The rest of the afternoon was dedicated to the aquarium, which was genuinely worth the hype. Sea otters, spectacularly lit jellyfish exhibits, multiple sea bird aviaries, endless different fish habitats… even cuttlefish, for whom I had a new respect after playing one. Like squid, they ‘talk’ with the color patterns in their skin, something I made great use of in the game and had a wonderful time seeing in person at the aquarium.
(All the aquarium pictures will be in the next, bonus, post, because there are too many to put in this one.)
The main shoreside road in Monterey is called Cannery Row. John Steinbeck wrote a book set there, and named after it, which has made him extremely popular with the folk of Monterey. There’s a little park along Cannery Row, named for him and with a statue of the author at the front. Our motel was at the other end of Cannery Row from the aquarium, just off the beach; a sweet, inexpensive little place, unimaginatively called the Monterey Bay Lodge. We did not, alas, see the seals off one of the piers; we couldn’t easily find the right one and were pretty tired by that point. But C got into a swimsuit and went down to the beach on foot, to play in the water for a little while. I hadn’t brought a swimsuit and was tired anyhow, so I stayed back at the motel and rested. A good long night’s sleep and we were ready for a group of rather more difficult driving.
The road was mostly not northern California fettuccine, but it wasn’t easy. C, who was navigating for me, described a possible alternate route as: “Either way will be weird, but this way will be a more understandable weirdness and might avoid a roundabout.”
“I don’t mind roundabouts,” I told him, “but I’m all for understandable weirdness. Let’s do it.”
So we went that way, which basically involved taking California route 58 directly through Bakersfield, instead of ducking around it as the Google map kept trying to make me do. It was indeed understandable weirdness. It was also HOT. The external thermometer on Frank the Truck read 105F by the time we’d gotten deep into the Mojave Desert. Fortunately, Frank’s air conditioning worked brilliantly. We didn’t even have to keep it on max. Of course, when we stopped at a rest stop, my 21-year-old travel companion insisted on getting out of the truck to experience what 105F felt like… which meant opening the door and letting all the hot air in. It cooled down after another 20 minutes or so, but it took a while.

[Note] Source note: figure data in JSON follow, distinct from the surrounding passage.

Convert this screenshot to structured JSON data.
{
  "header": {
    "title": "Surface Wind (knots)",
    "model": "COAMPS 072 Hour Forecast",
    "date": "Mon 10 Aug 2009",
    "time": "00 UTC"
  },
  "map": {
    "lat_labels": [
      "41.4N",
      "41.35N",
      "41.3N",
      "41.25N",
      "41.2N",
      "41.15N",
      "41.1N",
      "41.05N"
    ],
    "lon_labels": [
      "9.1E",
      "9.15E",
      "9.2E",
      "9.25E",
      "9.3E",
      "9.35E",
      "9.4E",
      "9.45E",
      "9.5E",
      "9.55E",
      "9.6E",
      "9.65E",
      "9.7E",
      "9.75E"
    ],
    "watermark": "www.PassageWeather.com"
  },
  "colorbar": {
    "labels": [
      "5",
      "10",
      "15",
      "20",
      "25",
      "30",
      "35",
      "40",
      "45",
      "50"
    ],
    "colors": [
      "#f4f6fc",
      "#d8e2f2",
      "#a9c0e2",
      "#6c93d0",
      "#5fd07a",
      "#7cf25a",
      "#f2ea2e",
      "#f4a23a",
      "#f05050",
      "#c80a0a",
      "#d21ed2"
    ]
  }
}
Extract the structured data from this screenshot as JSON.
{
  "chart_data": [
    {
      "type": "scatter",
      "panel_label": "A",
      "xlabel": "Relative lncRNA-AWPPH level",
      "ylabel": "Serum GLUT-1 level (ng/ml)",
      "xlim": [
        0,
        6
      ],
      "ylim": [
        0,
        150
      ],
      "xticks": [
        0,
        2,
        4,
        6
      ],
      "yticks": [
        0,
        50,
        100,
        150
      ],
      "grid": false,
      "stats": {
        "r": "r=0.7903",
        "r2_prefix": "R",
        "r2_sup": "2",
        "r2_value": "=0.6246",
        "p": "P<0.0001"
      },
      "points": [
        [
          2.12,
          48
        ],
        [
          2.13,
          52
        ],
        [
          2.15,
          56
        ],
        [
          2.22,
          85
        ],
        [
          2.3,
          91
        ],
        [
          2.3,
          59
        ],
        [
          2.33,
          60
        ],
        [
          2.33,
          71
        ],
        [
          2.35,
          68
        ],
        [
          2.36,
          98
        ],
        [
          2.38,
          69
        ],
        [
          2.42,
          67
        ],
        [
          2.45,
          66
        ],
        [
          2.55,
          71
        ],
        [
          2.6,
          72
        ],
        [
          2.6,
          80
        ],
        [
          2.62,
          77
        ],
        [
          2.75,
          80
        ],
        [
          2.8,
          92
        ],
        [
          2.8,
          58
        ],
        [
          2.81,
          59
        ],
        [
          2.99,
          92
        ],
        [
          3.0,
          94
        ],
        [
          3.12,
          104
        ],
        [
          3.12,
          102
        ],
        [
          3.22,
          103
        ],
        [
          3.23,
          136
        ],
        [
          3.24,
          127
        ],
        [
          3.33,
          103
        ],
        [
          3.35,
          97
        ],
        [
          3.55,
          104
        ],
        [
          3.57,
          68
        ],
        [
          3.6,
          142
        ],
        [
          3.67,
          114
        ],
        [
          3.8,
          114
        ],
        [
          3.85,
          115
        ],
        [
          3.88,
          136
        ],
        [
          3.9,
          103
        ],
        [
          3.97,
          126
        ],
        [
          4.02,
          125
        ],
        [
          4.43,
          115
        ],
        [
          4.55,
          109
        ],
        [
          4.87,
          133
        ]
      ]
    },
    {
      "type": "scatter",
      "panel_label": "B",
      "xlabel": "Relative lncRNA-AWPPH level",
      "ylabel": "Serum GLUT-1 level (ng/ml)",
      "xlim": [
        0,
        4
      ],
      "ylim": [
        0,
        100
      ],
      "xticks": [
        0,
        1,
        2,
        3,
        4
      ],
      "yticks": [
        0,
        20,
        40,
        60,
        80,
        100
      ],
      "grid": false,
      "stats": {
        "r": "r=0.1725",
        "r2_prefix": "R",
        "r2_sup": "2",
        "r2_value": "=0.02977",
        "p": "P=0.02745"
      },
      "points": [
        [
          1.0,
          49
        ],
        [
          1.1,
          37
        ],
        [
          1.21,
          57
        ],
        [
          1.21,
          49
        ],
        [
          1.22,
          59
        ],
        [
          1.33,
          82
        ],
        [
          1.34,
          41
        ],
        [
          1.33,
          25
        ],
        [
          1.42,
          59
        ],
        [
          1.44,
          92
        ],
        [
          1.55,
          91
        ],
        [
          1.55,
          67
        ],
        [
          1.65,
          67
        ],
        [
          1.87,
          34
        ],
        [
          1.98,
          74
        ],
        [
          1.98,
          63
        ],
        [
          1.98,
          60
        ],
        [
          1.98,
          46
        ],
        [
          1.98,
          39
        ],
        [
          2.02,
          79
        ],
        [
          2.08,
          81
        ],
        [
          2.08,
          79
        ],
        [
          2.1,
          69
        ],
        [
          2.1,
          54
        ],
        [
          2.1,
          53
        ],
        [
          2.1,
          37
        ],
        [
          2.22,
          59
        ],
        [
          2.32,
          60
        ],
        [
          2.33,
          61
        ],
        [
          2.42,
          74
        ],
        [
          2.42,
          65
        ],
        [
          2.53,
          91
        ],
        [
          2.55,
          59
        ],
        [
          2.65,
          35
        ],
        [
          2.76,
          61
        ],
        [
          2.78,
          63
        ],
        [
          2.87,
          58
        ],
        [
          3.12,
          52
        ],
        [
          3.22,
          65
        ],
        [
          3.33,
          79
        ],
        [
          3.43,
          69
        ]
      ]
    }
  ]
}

C drove for a scattered hour or two, depending on where the road was easiest. We stopped once to take a break and switch drivers, and he found a gorgeous blue Panama hat which we ended up buying. I did not get a hat. I got vanilla fudge, which I’m not supposed to eat much of because of the creeping edge of arteriosclerosis, but I’ll eat it slowly.
Between Monterey and Barstow is wind farm country. There were endless modern windmills set up along the ridges. I told C, “I can just imagine Don Quixote looking up at that ridge in absolute horror.”
During the last couple hours of the drive we got an unexpected message from my husband G, who’s at home tracking our progress online, and had this to tell us: “Be glad you’re not on Route 80. 150,000 tomatoes spilled out of a truck over there.”
Before we left Seattle everyone had assumed we’d be going to Colorado via I-80, but actually I had intended all along to go south straight through California, and then hang a left. That would keep me out of the most extreme mountains, and I hate mountain driving with a blistering passion. So my bias against mountain roads kept us safe from the humongous loads of spilled tomatoes. Seven cars crashed on the interstate in the tomato chaos, but it was conveniently far away from where we were.
We have, by this time, settled in Barstow for the night, and I even found a room with the bathtub that I always hope for. Tomorrow it’s on to Flagstaff, we hope; the day after, we wrap up at A’s place in Albuquerque.
Hopefully, the only tomatoes will be in the soup.